Where did it Come From
Both approaches (Flags and CC) are a step away from branch instructions being part of computational operations - that is testing for implied operations, like the IBM 7030 did with its byzantine flood of branch instructions or the PDP-8 with its way smaller, but still entangled set (*1). Such instructions would perform a certain test - like if the accumulator is zero and branch within the same operation.
It might not seem big at first, after all, doing a Branch When Zero after an Addition feels like testing the accumulator for zero. But it isn't, it now tests a recorded result. Branches and condition yielding operations are now separate entities and can be combined in new ways. New operations that need to be tested, like I/O, do no longer need a separate set instructions with or without testing. Call it a step toward RISC if you like.
Essentially to approaches were to be taken:
- Using hardware related flags, or
- Using abstract conditions
Using Flags simplifies the separation of operation and related branch by using the ALU output as a logical layer of separation, while condition code goes a step further by freeing the branching from any fixed framework defined by ALU operation or whatever the source of the previous operation is.
Lets take a look at them in detail:
Using Flags
Advantages of Using Flags:
- Simple hardware
- Straight implementation
- No layer of abstraction to be performed
- One pair of branches per flag
Disadvantages of Using Flags:
- Weak abstraction layer
- Testing flags is testing hardware states, not logical conditions.
- Meaning logical ties to ALU operations
- Extensions will need their own flags
- Or their meaning gets rather confusing (*2)
- Getting quite bloaty when extended or non ALU operations are added
- Each additional flag adds two more branch instructions
Using Condition Codes
Advantages of Using a Condition Code
- Abstraction layer between CC generation and CC usage
- Hardware independent meaning of the used codes
- Easy reuse for non ALU operations
- Only 8 (*3) branch variations needed to test them
- Using 16 branch variations (*4) allows to test arbitrary combinations (*5)
- Improving code density.
Disadvantages of Using Condition Codes
- Higher hardware effort for encoding and decoding
Conclusion
The use of flags on the PDP-11 offers the freedom of separation of branching from testing/computing, while needing the least hardware effort, while, just 4 flags, being still not far from the instruction set cost (*6) of using condition codes.
The important part here is to keep in mind that the PDP series was always about cost - the PDP-11 especially as being driven by the success of the DG Nova heavy cutting DEC's PDP-8 sales. And cost (in terms of needed gates) was again what drove (early) microprocessor development.
The rest is history.
*1 - Well, With the Link (Carry) bit the PDP-8 had already one of them as dedicated flag, as its value was as well needed for multi precision operations.

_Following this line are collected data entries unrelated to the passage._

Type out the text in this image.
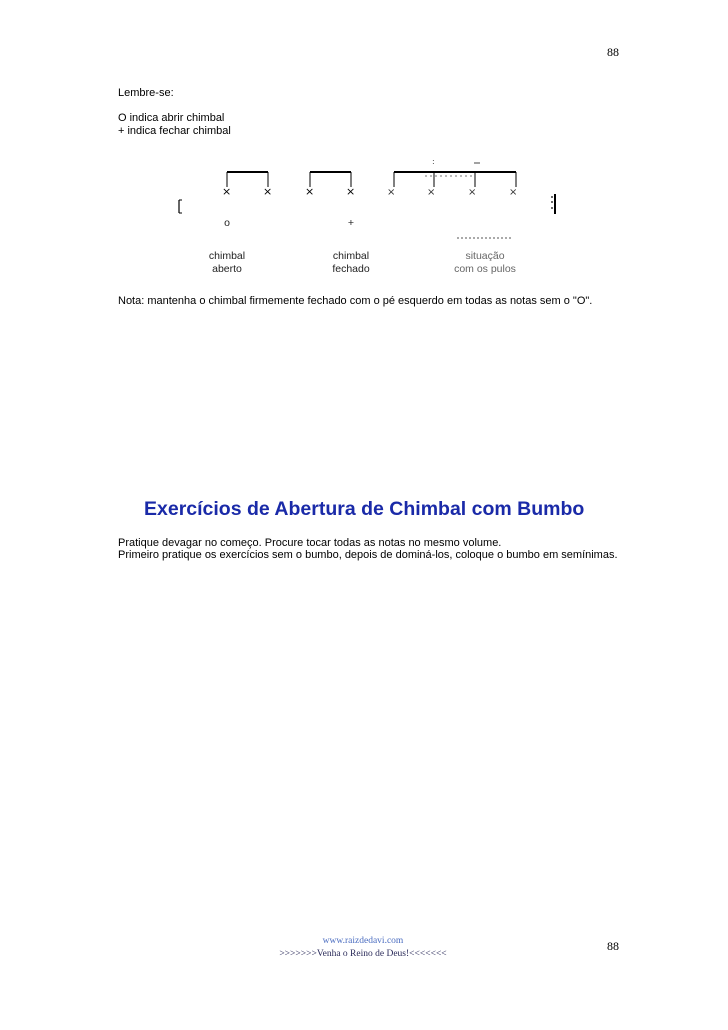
88
Lembre-se:
O indica abrir chimbal
+ indica fechar chimbal
×	×	×	×
:
×	×	×	×
o	+
chimbal
aberto
chimbal
fechado
situação
com os pulos
Nota: mantenha o chimbal firmemente fechado com o pé esquerdo em todas as notas sem o "O".
Exercícios de Abertura de Chimbal com Bumbo
Pratique devagar no começo. Procure tocar todas as notas no mesmo volume.
Primeiro pratique os exercícios sem o bumbo, depois de dominá-los, coloque o bumbo em semínimas.
www.raizdedavi.com
>>>>>>>Venha o Reino de Deus!<<<<<<<
88
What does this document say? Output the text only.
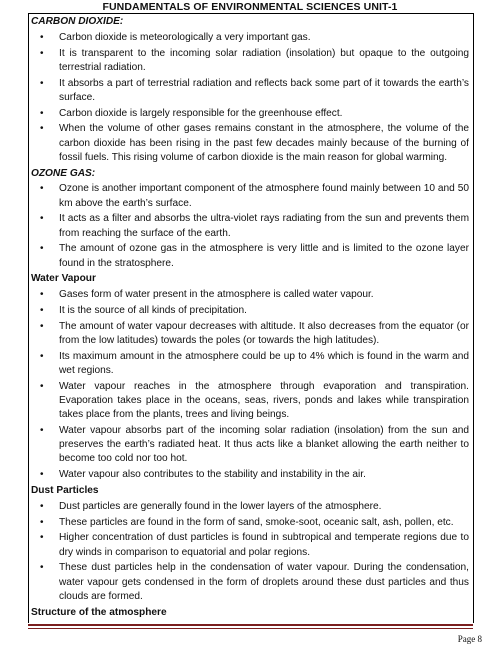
FUNDAMENTALS OF ENVIRONMENTAL SCIENCES UNIT-1

CARBON DIOXIDE:

• Carbon dioxide is meteorologically a very important gas.
• It is transparent to the incoming solar radiation (insolation) but opaque to the outgoing terrestrial radiation.
• It absorbs a part of terrestrial radiation and reflects back some part of it towards the earth’s surface.
• Carbon dioxide is largely responsible for the greenhouse effect.
• When the volume of other gases remains constant in the atmosphere, the volume of the carbon dioxide has been rising in the past few decades mainly because of the burning of fossil fuels. This rising volume of carbon dioxide is the main reason for global warming.

OZONE GAS:

• Ozone is another important component of the atmosphere found mainly between 10 and 50 km above the earth’s surface.
• It acts as a filter and absorbs the ultra-violet rays radiating from the sun and prevents them from reaching the surface of the earth.
• The amount of ozone gas in the atmosphere is very little and is limited to the ozone layer found in the stratosphere.

Water Vapour

• Gases form of water present in the atmosphere is called water vapour.
• It is the source of all kinds of precipitation.
• The amount of water vapour decreases with altitude. It also decreases from the equator (or from the low latitudes) towards the poles (or towards the high latitudes).
• Its maximum amount in the atmosphere could be up to 4% which is found in the warm and wet regions.
• Water vapour reaches in the atmosphere through evaporation and transpiration. Evaporation takes place in the oceans, seas, rivers, ponds and lakes while transpiration takes place from the plants, trees and living beings.
• Water vapour absorbs part of the incoming solar radiation (insolation) from the sun and preserves the earth’s radiated heat. It thus acts like a blanket allowing the earth neither to become too cold nor too hot.
• Water vapour also contributes to the stability and instability in the air.

Dust Particles

• Dust particles are generally found in the lower layers of the atmosphere.
• These particles are found in the form of sand, smoke-soot, oceanic salt, ash, pollen, etc.
• Higher concentration of dust particles is found in subtropical and temperate regions due to dry winds in comparison to equatorial and polar regions.
• These dust particles help in the condensation of water vapour. During the condensation, water vapour gets condensed in the form of droplets around these dust particles and thus clouds are formed.

Structure of the atmosphere

Page 8
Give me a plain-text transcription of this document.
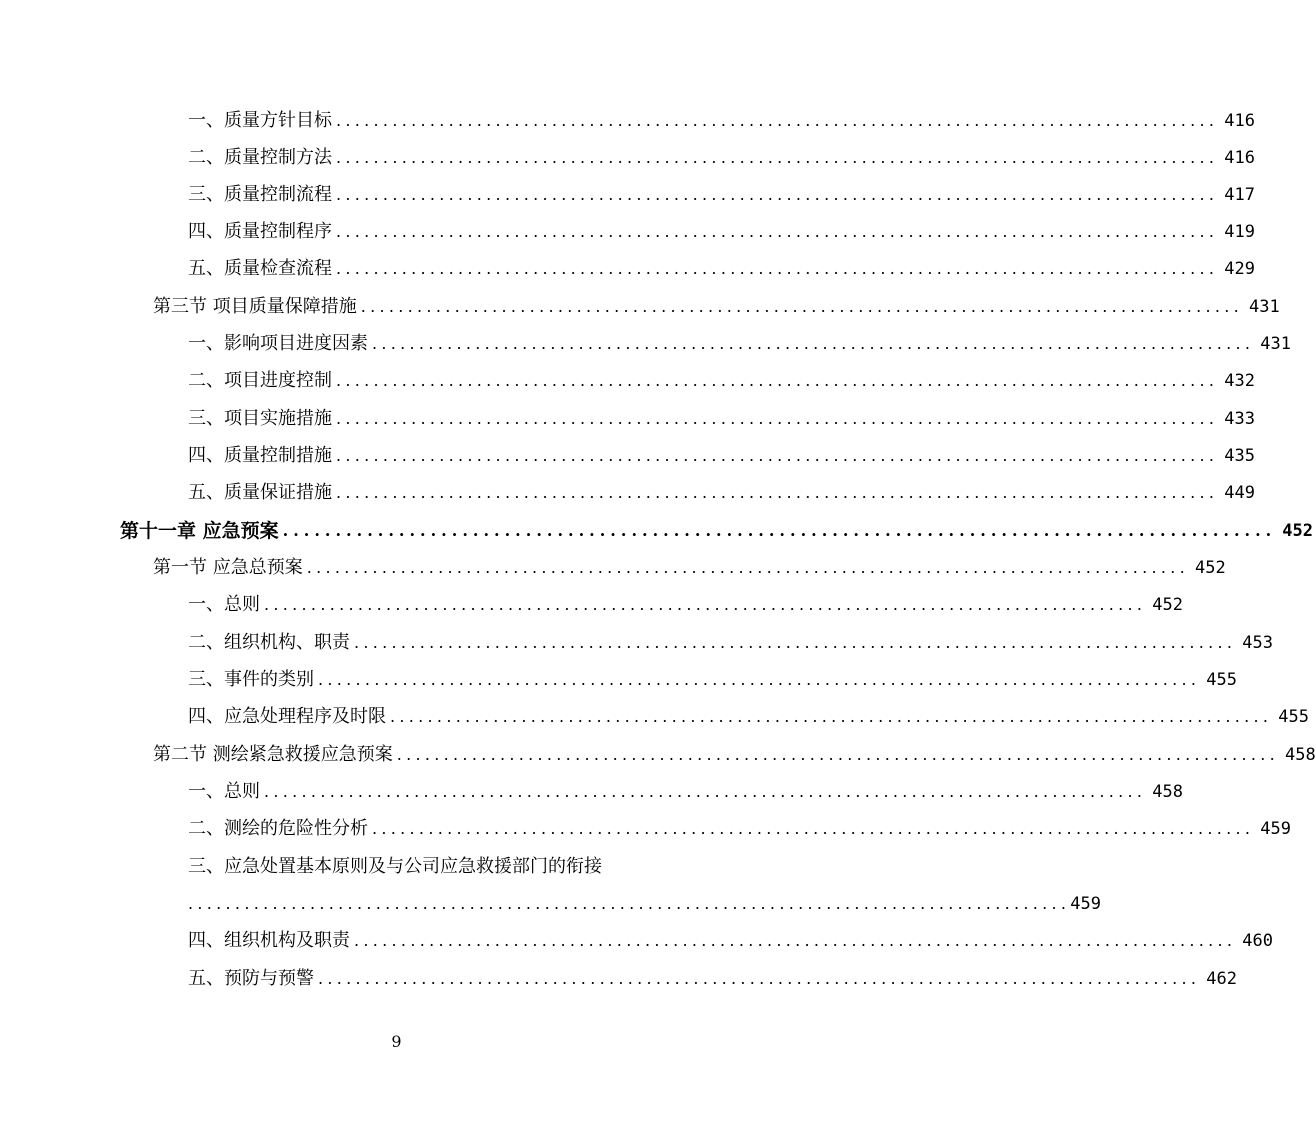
一、质量方针目标 .............................................................................................. 416
二、质量控制方法 .............................................................................................. 416
三、质量控制流程 .............................................................................................. 417
四、质量控制程序 .............................................................................................. 419
五、质量检查流程 .............................................................................................. 429
第三节 项目质量保障措施 .............................................................................................. 431
一、影响项目进度因素 .............................................................................................. 431
二、项目进度控制 .............................................................................................. 432
三、项目实施措施 .............................................................................................. 433
四、质量控制措施 .............................................................................................. 435
五、质量保证措施 .............................................................................................. 449
第十一章 应急预案 .............................................................................................. 452
第一节 应急总预案 .............................................................................................. 452
一、总则 .............................................................................................. 452
二、组织机构、职责 .............................................................................................. 453
三、事件的类别 .............................................................................................. 455
四、应急处理程序及时限 .............................................................................................. 455
第二节 测绘紧急救援应急预案 .............................................................................................. 458
一、总则 .............................................................................................. 458
二、测绘的危险性分析 .............................................................................................. 459
三、应急处置基本原则及与公司应急救援部门的衔接
.............................................................................................. 459
四、组织机构及职责 .............................................................................................. 460
五、预防与预警 .............................................................................................. 462
9
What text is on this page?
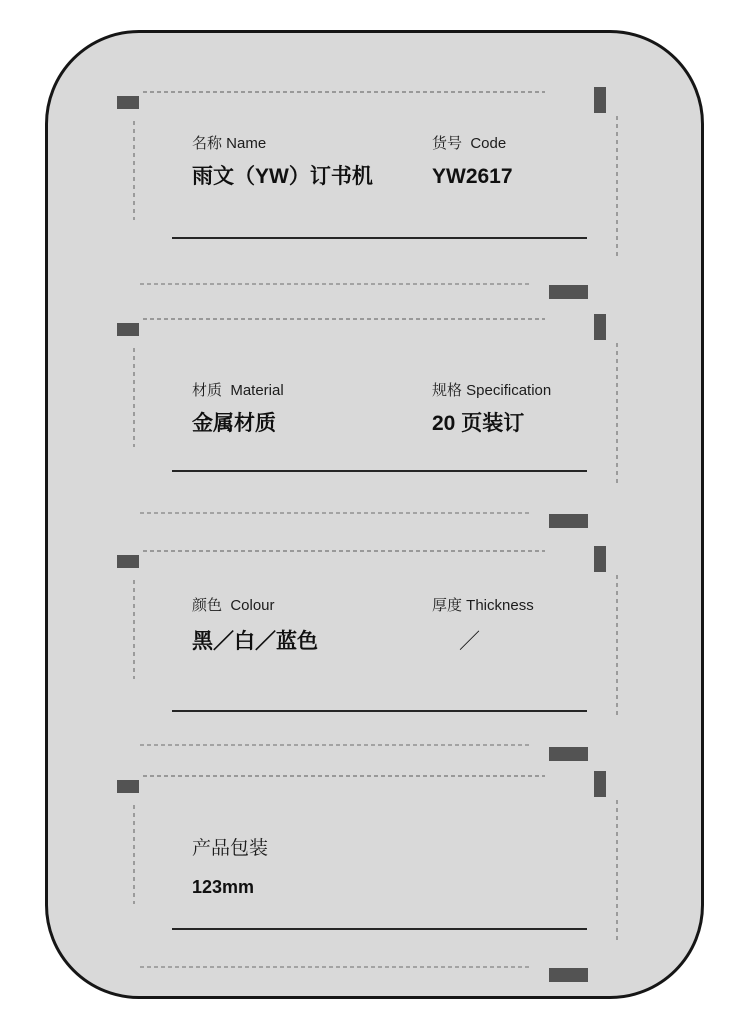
名称 Name
雨文（YW）订书机
货号  Code
YW2617
材质  Material
金属材质
规格 Specification
20 页装订
颜色  Colour
黑／白／蓝色
厚度 Thickness
／
产品包装
123mm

*2 - The Z80s implementation of Overflow being a nice example
*3 - The fact that a CC encoding needs only 8 branches to do the same where a flag encoding need 16 is simply due redundancies within flag encoding. For example an outcome can never be ZERO and NEGATIV at teh same time. CC encoding does not cover this, thus being more compact.
*4 - Like the /360 did.
*5 - For example ne branch can test for Zero or Negative at once. Doing the same for a 4 bit flag word requires 256 branches.
*6 - Number of instruction encoding needed.